DJ Katapila's Aroo EP is the latest addition to the iconoclastic producer's catalog of fast-paced, pan-West African-influenced dance music. From a young age, Ishmael Abbey was a beloved local DJ in Accra, Ghana’s competitive and rapidly-evolving music galaxy.
DJ Katapila's debut release with Awesome Tapes From Africa, 2016's reissue of Trotro, ignited international acclaim for the Ghanaian DJ and producer: The New York Times, Pitchfork, Resident Advisor and FACT heaped praise on his work. Katapila launched a touring career beyond his grueling schedule of all-night parties around Ghana's southern coast and neighboring countries, heading to Europe and the UK, where he performed at festivals and clubs the pasty two years. Katapila brought Ghana's street party culture to audiences overseas; a wave of joy and happy dancers were left in his wake.
The EP's final cut is a track released with a an eye-catching music video this summer called "Monkey." Following radioplay in Ghana and demand from fans online, this track makes its debut on vinyl.
Awesome Tapes From Africa is proud to present new music from this unmistakably original artist with an honesty and unpretentiousness that feels good at this current point in history.
There's no other producer in West Africa like DJ Katapila. His album Trotro, reissued in March on Awesome Tapes From Africa, demonstrates a wild combination of breakneck rhythms steeped in his native Ga traditional dances. But the spiritual affinity his music share with the minimal sounds of early house and techno have not gone unnoticed by listeners worldwide. Ghana's tireless producer and DJ, aka Ishmael Abbey, singularly consolidates flavors. As new sounds wind their way from West African neighbors into urban Ghana - particularly the hectic and humid metropolis Accra - Katapila has absorbed and analyzed their insidious influence on local dancers and filtered them into his own works. The result is astonishing.
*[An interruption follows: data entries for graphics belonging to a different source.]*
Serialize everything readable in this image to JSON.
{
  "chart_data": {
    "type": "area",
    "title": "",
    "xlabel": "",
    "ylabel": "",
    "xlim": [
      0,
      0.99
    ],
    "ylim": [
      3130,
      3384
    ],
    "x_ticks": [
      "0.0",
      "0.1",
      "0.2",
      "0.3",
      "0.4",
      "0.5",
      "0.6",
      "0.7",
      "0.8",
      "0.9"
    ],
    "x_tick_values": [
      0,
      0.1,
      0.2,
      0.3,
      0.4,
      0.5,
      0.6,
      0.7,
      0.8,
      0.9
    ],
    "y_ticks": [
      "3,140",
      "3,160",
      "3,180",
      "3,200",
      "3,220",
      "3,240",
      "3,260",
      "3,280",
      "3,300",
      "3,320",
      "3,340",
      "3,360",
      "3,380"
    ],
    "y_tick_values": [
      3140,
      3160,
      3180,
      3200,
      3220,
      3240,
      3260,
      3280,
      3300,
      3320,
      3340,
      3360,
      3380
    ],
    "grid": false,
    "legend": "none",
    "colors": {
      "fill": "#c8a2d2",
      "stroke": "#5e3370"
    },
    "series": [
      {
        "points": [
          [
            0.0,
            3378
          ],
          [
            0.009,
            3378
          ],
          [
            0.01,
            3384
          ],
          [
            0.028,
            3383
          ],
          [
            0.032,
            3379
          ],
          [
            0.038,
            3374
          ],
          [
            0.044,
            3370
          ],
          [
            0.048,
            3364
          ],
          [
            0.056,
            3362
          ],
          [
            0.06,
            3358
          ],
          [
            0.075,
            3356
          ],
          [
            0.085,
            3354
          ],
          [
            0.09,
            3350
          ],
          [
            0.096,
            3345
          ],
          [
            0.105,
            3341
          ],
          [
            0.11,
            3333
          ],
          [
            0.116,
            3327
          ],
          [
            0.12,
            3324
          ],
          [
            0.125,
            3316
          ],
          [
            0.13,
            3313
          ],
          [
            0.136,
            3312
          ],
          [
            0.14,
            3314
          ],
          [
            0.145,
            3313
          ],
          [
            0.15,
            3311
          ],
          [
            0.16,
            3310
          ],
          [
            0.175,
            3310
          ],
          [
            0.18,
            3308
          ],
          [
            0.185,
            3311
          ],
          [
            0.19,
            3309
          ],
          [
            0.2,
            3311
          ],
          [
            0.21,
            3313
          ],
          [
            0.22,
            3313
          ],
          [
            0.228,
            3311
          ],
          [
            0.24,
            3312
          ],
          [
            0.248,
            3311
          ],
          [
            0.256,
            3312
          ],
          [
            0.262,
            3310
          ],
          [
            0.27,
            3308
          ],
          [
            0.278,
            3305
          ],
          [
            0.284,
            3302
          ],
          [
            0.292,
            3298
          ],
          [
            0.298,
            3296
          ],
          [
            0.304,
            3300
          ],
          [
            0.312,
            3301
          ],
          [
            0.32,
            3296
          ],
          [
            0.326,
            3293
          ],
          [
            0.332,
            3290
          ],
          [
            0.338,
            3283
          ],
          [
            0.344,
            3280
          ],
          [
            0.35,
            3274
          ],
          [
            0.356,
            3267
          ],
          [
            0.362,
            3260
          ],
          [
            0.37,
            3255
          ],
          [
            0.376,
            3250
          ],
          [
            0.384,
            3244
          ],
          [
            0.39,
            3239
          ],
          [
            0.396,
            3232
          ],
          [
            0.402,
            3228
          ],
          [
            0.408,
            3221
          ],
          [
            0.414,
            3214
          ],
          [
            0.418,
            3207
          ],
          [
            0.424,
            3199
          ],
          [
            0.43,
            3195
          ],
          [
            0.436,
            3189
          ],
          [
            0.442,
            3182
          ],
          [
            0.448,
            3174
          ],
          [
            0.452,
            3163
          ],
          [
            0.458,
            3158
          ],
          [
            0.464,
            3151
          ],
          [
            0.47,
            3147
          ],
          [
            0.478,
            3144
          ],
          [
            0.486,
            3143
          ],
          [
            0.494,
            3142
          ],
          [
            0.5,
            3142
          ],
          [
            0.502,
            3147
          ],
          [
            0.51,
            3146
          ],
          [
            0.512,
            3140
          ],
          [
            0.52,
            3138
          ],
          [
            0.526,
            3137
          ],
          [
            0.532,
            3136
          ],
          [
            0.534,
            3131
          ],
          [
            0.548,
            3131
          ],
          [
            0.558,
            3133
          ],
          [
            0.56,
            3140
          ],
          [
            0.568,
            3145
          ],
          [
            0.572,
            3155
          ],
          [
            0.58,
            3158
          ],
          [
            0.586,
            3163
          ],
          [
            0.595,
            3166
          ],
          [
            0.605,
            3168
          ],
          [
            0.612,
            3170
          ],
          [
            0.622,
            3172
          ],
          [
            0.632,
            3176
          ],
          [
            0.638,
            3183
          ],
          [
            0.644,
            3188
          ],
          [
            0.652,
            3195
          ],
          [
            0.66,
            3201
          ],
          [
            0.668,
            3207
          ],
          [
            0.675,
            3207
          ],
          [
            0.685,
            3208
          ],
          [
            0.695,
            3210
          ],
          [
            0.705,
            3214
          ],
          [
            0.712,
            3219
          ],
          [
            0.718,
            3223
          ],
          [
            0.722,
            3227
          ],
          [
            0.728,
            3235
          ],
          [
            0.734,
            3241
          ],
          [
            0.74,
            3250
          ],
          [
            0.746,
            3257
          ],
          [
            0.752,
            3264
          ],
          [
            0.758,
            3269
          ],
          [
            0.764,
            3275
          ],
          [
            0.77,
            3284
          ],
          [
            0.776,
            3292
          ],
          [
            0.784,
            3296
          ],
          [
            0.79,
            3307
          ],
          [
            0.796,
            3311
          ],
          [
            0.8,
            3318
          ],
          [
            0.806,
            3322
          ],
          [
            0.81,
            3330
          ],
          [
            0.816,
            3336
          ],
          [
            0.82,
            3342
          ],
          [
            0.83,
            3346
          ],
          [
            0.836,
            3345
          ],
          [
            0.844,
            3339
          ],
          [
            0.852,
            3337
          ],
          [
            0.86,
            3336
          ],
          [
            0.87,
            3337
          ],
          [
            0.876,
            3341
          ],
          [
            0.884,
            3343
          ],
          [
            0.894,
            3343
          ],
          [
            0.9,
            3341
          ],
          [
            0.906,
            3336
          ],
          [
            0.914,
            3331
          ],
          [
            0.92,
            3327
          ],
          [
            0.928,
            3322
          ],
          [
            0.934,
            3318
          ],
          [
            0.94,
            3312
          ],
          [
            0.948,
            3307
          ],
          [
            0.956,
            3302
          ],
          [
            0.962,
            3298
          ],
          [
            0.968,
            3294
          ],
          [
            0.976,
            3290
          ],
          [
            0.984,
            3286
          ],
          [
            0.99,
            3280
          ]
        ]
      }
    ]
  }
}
Two of the tracks here haven't been on wax before. This 12" single made specially for DJs and collectors adds to the lore of Katapila's days-long DJ sets and intensely original and (slightly bananas) FruityLoops-crafted minimalist productions. The two previously-unreleased tracks build on Katapila's international oeuvre significantly, painting a broader picture of what the iconoclastic road warrior dj-producer has been doing the past few years: making his own kind of electronic music that's both deeply personal and wildly international.
DJ Katapila makes Ga traditional music using electronic sounds instead of live percussion to create his own kind of what he calls house music. In the context of Ghana's pop music landscape, Katapila's music is singular. The uptempo, bass-heavy, Roland 808-rooted sounds echo early 1990's Detroit techno and Chicago acid house more than the contemporary hiplife productions blasting across Ghanaian airwaves currently.
However, the structure of Katapila's sound directly descends from Ga musical lineage found around Accra. Neo-traditional dance music forms gome, kpanlogo and gyama are there.
DJ Katapila didn't start producing music until he was 39 years old. Around 1998, began chanting and rapping in Twi and Ga during instrumental breaks of songs he was DJing. He added Yamaha DD11 electronic drum pads and sampler and invented new creations on the fly. Katapila then began experimenting with program beats using Fruity Loops on his laptop.
His music reflects his love for the international dance pop that filtered into Accra's radio waves in the '90s: Inner City's "Big Fun"; C&C Music Factory's "Gonna Make You Sweat"; Crystal Waters' "Gypsy Woman"; even Rick Astley hits, among many others. Katapila mixed international tunes with highlife - J.A. City Boys and AB Crentsil - as well as hiplife, Ghanaian gospel, Jamaican dancehall, soca and regional Francophone hits. This blend helped set the stage for Trotro and the inspired yet minimalist dance music Katapila now creates.